Sunday was a day of ever-increasing dread for friends and family of Dieter Kowalski, a 40-year-old Denver resident who was killed in the attack.

Mr. Kowalski was a senior leader of technical services for Pearson, an educational media company. He was on a business trip to Sri Lanka, where he worked with several engineering teams, according to his LinkedIn profile. It was his second visit to the country in three years, and he was planning to work alongside colleagues with whom he had become friends, said his mother, Inge Kowalski, who lives in Milwaukee.

“He was really happy to go there,” she said. “He was looking forward to the food.”

Arriving in Sri Lanka on a flight that landed several hours late, Mr. Kowalski checked into his hotel, the Cinnamon Grand in Colombo, around 5 a.m., she said.

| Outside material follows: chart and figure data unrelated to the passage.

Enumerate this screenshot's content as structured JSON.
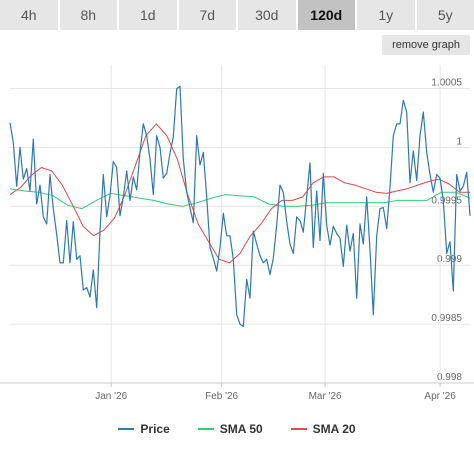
{
  "tabs": [
    {
      "label": "4h",
      "active": false
    },
    {
      "label": "8h",
      "active": false
    },
    {
      "label": "1d",
      "active": false
    },
    {
      "label": "7d",
      "active": false
    },
    {
      "label": "30d",
      "active": false
    },
    {
      "label": "120d",
      "active": true
    },
    {
      "label": "1y",
      "active": false
    },
    {
      "label": "5y",
      "active": false
    }
  ],
  "remove_graph_label": "remove graph",
  "colors": {
    "price": "#2f78b4",
    "sma50": "#33cc77",
    "sma20": "#e04a4a"
  },
  "legend": [
    {
      "key": "price",
      "label": "Price"
    },
    {
      "key": "sma50",
      "label": "SMA 50"
    },
    {
      "key": "sma20",
      "label": "SMA 20"
    }
  ],
  "chart_data": {
    "type": "line",
    "x_ticks": [
      "Jan '26",
      "Feb '26",
      "Mar '26",
      "Apr '26"
    ],
    "y_ticks": [
      "0.998",
      "0.9985",
      "0.999",
      "0.9995",
      "1",
      "1.0005"
    ],
    "ylim": [
      0.998,
      1.0007
    ],
    "grid": true,
    "legend_position": "bottom",
    "series": [
      {
        "name": "Price",
        "key": "price",
        "values": [
          1.00021,
          1.00004,
          0.99967,
          1.0,
          0.99973,
          0.99982,
          0.99963,
          1.00007,
          0.99952,
          0.99968,
          0.99941,
          0.99935,
          0.99977,
          0.99948,
          0.99926,
          0.99902,
          0.99902,
          0.99938,
          0.99902,
          0.99937,
          0.99905,
          0.99908,
          0.99879,
          0.99881,
          0.99873,
          0.99896,
          0.99864,
          0.99929,
          0.99977,
          0.99941,
          0.99959,
          0.99988,
          0.99983,
          0.99942,
          0.99958,
          0.9998,
          0.99955,
          0.99975,
          0.99964,
          0.99996,
          1.0002,
          1.0001,
          0.9999,
          0.9996,
          1.0001,
          1.0,
          0.99974,
          0.99978,
          0.99995,
          1.00009,
          1.0005,
          1.00052,
          0.9999,
          0.99962,
          0.99949,
          0.99936,
          1.0001,
          0.99985,
          0.99996,
          0.99958,
          0.99915,
          0.99906,
          0.99895,
          0.99915,
          0.99944,
          0.99925,
          0.99925,
          0.99905,
          0.99858,
          0.9985,
          0.99848,
          0.99888,
          0.99872,
          0.99929,
          0.99918,
          0.99908,
          0.99902,
          0.99905,
          0.99892,
          0.99906,
          0.99934,
          0.99968,
          0.99962,
          0.99937,
          0.99918,
          0.9991,
          0.99941,
          0.99938,
          0.99928,
          0.99958,
          0.99987,
          0.99915,
          0.99963,
          0.99921,
          0.99978,
          0.99934,
          0.99917,
          0.99933,
          0.99927,
          0.99923,
          0.99899,
          0.99934,
          0.99912,
          0.99927,
          0.99872,
          0.99935,
          0.99918,
          0.99958,
          0.99913,
          0.99858,
          0.99925,
          0.99948,
          0.99949,
          0.99931,
          0.99966,
          1.0001,
          1.0002,
          1.0002,
          1.0004,
          1.0003,
          0.9997,
          0.99997,
          0.99972,
          1.0001,
          1.0003,
          0.99996,
          0.99977,
          0.99962,
          0.99977,
          0.99974,
          0.99955,
          0.9991,
          0.9992,
          0.99878,
          0.99977,
          0.99963,
          0.99967,
          0.99979,
          0.99942
        ]
      },
      {
        "name": "SMA 50",
        "key": "sma50",
        "values": [
          0.99965,
          0.99963,
          0.99962,
          0.99959,
          0.99951,
          0.99948,
          0.99955,
          0.99961,
          0.99959,
          0.99957,
          0.99955,
          0.99952,
          0.9995,
          0.99953,
          0.99957,
          0.9996,
          0.99959,
          0.99958,
          0.99952,
          0.9995,
          0.9995,
          0.99951,
          0.99953,
          0.99953,
          0.99953,
          0.99953,
          0.99953,
          0.99955,
          0.99955,
          0.99955,
          0.99962,
          0.99962,
          0.99957
        ]
      },
      {
        "name": "SMA 20",
        "key": "sma20",
        "values": [
          0.9996,
          0.99966,
          0.99976,
          0.99983,
          0.9998,
          0.99968,
          0.99951,
          0.99933,
          0.99925,
          0.9993,
          0.9994,
          0.9996,
          0.99985,
          1.0001,
          1.0002,
          1.0001,
          0.9999,
          0.9996,
          0.99935,
          0.9992,
          0.99905,
          0.99902,
          0.9991,
          0.99925,
          0.99935,
          0.99948,
          0.99955,
          0.99955,
          0.99958,
          0.9997,
          0.99975,
          0.99975,
          0.9997,
          0.99968,
          0.99965,
          0.99962,
          0.99961,
          0.99963,
          0.99965,
          0.99968,
          0.99971,
          0.99973,
          0.99969,
          0.99962,
          0.99962
        ]
      }
    ]
  }
}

After the bombs went off, “it was a nightmare,” she said, describing a panicked effort to find him that was reflected in the string of fearful comments beneath his last, cheerful Facebook post. “We spent the whole day yesterday looking for him.”

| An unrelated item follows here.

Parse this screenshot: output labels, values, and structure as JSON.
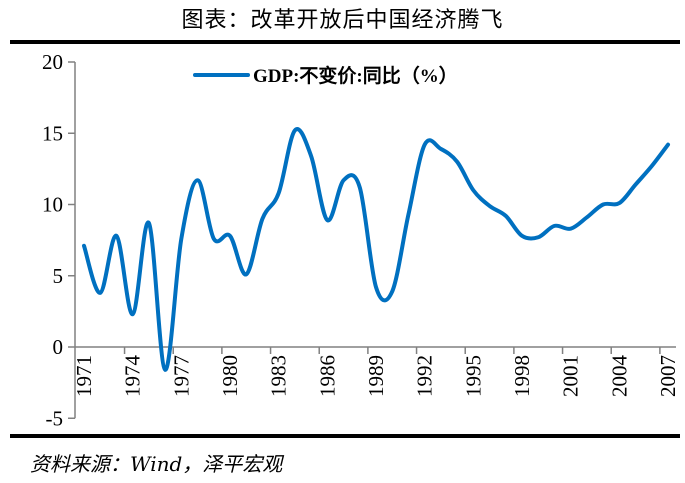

His family and friends hoped that he had been sleeping, rather than in line at breakfast, when the bomb went off, but no one in the United States or Sri Lanka could track him down.

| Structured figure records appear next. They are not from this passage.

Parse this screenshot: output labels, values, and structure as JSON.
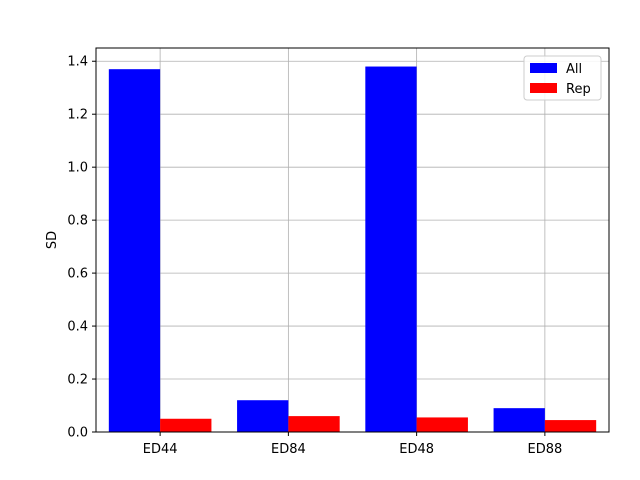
{
  "chart_data": {
    "type": "bar",
    "categories": [
      "ED44",
      "ED84",
      "ED48",
      "ED88"
    ],
    "series": [
      {
        "name": "All",
        "values": [
          1.37,
          0.12,
          1.38,
          0.09
        ],
        "color": "#0000ff"
      },
      {
        "name": "Rep",
        "values": [
          0.05,
          0.06,
          0.055,
          0.045
        ],
        "color": "#ff0000"
      }
    ],
    "xlabel": "",
    "ylabel": "SD",
    "ylim": [
      0,
      1.45
    ],
    "yticks": [
      {
        "value": 0.0,
        "label": "0.0"
      },
      {
        "value": 0.2,
        "label": "0.2"
      },
      {
        "value": 0.4,
        "label": "0.4"
      },
      {
        "value": 0.6,
        "label": "0.6"
      },
      {
        "value": 0.8,
        "label": "0.8"
      },
      {
        "value": 1.0,
        "label": "1.0"
      },
      {
        "value": 1.2,
        "label": "1.2"
      },
      {
        "value": 1.4,
        "label": "1.4"
      }
    ],
    "grid": true,
    "legend_position": "top-right"
  }
}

They discovered that the police had his cellphone, Ms. Kowalski said, and had little luck contacting hospitals. Finally, around 10 p.m., the United States Embassy called with the news they feared most.

Mr. Kowalski went to college at the University of Wisconsin-Madison but moved to Denver over a decade ago, “for the skiing.” His mother said he was single and close to his family — Ms. Kowalski said she had just spent 10 days skiing with him in Colorado, and they had recently bought tickets for a family trip to Majorca, Spain.